Lily sprang from her seat and pattered barefoot into the kitchen. “I have something for you, Edward,” she yelled.
“Something for him,” his father said, “on your own birthday? When he didn’t even get you a birthday present?”
Edward looked down at the frayed ribcage of the hen, dispirited, as Lily pattered back into the dining room with a moleskin notebook.
“He’s poor, dad,” said Lily. “All college kids are poor.” She handed him the notebook. On the inside she wrote, Don’t forget to dedicate your first book to me—Lily. She pecked him on the cheek where it had landed. He felt all the blood rush out of his face, trickle cold into his full stomach. “So when you’re rich and famous you don’t forget your favorite sister.”

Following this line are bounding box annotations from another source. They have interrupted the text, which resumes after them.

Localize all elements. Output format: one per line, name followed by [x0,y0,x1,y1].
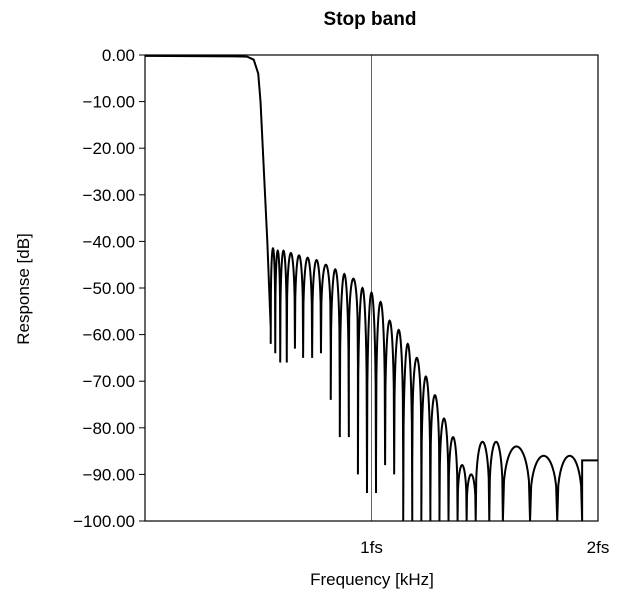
y-tick-label: 0.00 [102,46,135,65]
x-axis-ticks: 1fs 2fs [360,538,609,557]
y-tick-label: −60.00 [83,326,135,345]
frequency-response-line [144,54,598,522]
y-tick-label: −50.00 [83,279,135,298]
x-tick-label: 1fs [360,538,383,557]
y-axis-label: Response [dB] [14,233,33,345]
y-tick-label: −40.00 [83,232,135,251]
y-tick-label: −80.00 [83,419,135,438]
y-tick-label: −90.00 [83,465,135,484]
x-axis-label: Frequency [kHz] [310,570,434,589]
y-tick-label: −100.00 [73,512,135,531]
y-tick-label: −20.00 [83,139,135,158]
y-axis-ticks: 0.00 −10.00 −20.00 −30.00 −40.00 −50.00 −60.00… [73,46,145,531]
chart-title: Stop band [324,9,417,30]
y-tick-label: −10.00 [83,93,135,112]
x-tick-label: 2fs [587,538,610,557]
y-tick-label: −30.00 [83,186,135,205]
y-tick-label: −70.00 [83,372,135,391]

Edward laughed. “Yeah, right,” he said. “My only sister.”
“Lester, give him gas money,” said his mother.
His father groaned, peeled a fifty dollar bill from a gold money clip, and held it up between his two fingers.
Edward walked up to him. “This better go in your gas tank,” his father said, and gave it to him in a firm handshake.
When he kissed his mother’s mouth with those lips he had to go; it was too much; it was too close. “Bye, Victor,” he said, clacking down the foyer in his boots. “Good night,” he called, almost out the door, “good night everyone.” And the slam of the front door cut off his mother’s voice pleading him, “Be careful.”